He was born in Hungary to a Jewish family and a rabbi father (Mayer Samuel Weisz) who emigrated to America, where Harry's (or "Ery's") name was slightly altered to Ehrich Weiss. Impoverished, victimized by anti-Semitism (then and later on in life), the young Erich found refuge in the world of show business, where he developed his jaw-dropping act.
Houdini's fame was worldwide and his name is still legendary. Mostly forgotten, though, is his brief but sometimes spectacular career as a movie star. Since 1926, when the illusionist died of peritonitis, his movies have been little known and rarely revived. But his film work is available now, in Kino's Houdini the Movie Star.
From at least 1907 on, Houdini appeared in short films that recorded his escapes and illusions. But he became an actual movie star in 1919 when he played the heroic lead, Quentin Locke, in a 15-part serial exploiting his stage act, The Master Mystery. It was a hit. Afterwards, Houdini's affair with the movies grew. He acted in several others, formed his own production company, and eventually became a "hyphenate": writing and producing, and finally directing, his own films. The later ones weren't successful, and by 1923, Houdini's cinema activity had ceased.

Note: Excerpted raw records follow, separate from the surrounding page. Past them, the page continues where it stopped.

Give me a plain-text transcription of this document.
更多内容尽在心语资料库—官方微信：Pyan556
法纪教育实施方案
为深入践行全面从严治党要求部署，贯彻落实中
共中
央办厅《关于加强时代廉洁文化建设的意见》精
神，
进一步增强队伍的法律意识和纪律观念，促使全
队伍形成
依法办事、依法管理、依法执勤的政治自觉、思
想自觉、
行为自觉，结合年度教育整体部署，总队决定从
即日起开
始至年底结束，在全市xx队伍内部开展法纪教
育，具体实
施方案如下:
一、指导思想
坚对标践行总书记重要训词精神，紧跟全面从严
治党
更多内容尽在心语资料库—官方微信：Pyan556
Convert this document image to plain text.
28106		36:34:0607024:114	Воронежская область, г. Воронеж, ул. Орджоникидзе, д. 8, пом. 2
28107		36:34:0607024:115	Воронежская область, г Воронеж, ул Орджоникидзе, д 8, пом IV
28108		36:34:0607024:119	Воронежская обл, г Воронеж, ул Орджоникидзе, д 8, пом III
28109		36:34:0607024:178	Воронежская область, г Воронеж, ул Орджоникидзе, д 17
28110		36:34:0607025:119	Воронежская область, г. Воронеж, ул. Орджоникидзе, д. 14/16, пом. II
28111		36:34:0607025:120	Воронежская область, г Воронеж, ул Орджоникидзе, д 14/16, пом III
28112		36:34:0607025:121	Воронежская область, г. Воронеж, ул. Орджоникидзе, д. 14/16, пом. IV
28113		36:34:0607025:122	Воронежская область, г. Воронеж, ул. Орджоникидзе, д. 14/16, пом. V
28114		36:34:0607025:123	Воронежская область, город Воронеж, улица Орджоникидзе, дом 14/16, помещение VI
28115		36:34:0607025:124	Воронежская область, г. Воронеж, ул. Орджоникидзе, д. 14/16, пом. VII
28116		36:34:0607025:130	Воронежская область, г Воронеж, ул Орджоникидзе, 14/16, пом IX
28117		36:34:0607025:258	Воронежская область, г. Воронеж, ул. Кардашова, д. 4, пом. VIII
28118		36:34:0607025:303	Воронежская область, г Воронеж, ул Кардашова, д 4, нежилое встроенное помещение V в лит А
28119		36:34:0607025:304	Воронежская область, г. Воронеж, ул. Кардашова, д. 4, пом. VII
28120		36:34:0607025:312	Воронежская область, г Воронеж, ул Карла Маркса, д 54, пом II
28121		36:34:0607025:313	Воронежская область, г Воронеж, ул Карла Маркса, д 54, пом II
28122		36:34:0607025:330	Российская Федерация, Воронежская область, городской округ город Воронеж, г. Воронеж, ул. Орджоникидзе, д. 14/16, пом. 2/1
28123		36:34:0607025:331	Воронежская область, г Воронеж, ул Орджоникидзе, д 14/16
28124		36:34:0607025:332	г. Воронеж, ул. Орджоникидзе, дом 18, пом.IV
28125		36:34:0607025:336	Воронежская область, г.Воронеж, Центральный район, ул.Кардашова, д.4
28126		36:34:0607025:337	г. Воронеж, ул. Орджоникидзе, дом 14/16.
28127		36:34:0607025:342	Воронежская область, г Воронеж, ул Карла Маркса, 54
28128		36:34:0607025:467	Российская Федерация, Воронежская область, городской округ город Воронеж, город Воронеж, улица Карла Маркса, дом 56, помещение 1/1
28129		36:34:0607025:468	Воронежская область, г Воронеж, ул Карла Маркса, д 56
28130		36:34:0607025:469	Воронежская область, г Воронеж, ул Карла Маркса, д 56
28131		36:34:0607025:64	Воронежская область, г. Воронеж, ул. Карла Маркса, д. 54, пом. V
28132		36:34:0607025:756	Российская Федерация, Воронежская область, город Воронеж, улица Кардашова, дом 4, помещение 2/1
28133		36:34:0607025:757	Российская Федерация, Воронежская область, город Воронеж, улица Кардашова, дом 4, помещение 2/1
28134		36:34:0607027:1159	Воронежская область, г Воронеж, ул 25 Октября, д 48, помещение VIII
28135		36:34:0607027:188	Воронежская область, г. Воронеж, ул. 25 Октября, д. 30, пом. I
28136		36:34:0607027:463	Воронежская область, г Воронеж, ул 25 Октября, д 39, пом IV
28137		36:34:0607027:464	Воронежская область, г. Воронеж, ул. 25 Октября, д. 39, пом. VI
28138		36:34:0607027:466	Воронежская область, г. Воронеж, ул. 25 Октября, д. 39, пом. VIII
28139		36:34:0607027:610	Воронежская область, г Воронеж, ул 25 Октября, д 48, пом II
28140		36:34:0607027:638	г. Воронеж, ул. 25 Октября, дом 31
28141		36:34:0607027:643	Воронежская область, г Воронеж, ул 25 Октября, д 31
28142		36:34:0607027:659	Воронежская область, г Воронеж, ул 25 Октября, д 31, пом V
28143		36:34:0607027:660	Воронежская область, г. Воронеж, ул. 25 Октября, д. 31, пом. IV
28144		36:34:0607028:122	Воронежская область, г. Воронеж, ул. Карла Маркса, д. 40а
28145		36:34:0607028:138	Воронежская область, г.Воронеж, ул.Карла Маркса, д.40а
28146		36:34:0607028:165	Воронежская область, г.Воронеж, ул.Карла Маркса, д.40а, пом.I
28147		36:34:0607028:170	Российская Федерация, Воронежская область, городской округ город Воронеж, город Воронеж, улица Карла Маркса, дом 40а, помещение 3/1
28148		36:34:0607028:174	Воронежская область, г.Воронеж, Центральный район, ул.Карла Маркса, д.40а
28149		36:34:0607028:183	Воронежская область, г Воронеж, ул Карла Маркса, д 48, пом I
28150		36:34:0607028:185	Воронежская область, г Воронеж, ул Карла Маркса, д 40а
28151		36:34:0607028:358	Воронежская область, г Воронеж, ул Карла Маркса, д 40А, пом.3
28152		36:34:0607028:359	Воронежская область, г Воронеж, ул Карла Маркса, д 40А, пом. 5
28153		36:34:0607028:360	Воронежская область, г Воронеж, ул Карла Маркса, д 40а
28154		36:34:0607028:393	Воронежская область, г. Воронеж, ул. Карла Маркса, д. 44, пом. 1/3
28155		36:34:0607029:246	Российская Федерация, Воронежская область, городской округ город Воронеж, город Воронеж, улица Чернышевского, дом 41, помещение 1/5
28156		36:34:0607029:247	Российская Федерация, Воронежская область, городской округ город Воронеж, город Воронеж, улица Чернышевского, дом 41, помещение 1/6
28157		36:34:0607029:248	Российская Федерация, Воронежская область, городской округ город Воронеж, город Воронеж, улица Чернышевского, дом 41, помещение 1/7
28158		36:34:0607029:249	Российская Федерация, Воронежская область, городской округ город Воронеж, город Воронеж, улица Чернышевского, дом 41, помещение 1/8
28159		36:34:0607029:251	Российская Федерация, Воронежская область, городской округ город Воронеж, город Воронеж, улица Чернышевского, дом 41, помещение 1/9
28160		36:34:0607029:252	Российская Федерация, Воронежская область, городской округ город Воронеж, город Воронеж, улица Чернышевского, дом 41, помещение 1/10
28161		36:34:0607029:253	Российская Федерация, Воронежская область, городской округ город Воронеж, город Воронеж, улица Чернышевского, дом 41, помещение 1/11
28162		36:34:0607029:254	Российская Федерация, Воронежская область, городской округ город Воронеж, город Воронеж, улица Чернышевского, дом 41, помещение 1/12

Most of Houdini's film work is contained in the Kino box set. And, though most of the movies aren't very good in themselves, they're still a fascinating memento of a great American entertainer who was, like Georges Melies and Orson Welles, both magician and moviemaker.
Includes: the 15-episode serial The Master Mystery (Burton King, 1919, C), feature excerpt The Grim Game (Irving Willat, 1919, C); Terror Island (James Cruze, 1920, C+), the Houdini produced and written The Man From Beyond (Burton King, 1922, C-), and Haldane of the Secret Service (Harry Houdini, 1923, C-). (Extras: Short films of actual Harry Houdini escapes and tricks performed by Houdini, plus one re-created by his brother Hardeen (1907-1923); 1914 audio recording of Houdini introducing his Water Torture trick; Slippery Jim (France, Ferdinand Zecca, 1910); French silent trick comedy inspired by Houdini; Censor Board reports on Houdini acts and films; image galleries; extensive notes by Bret Wood.)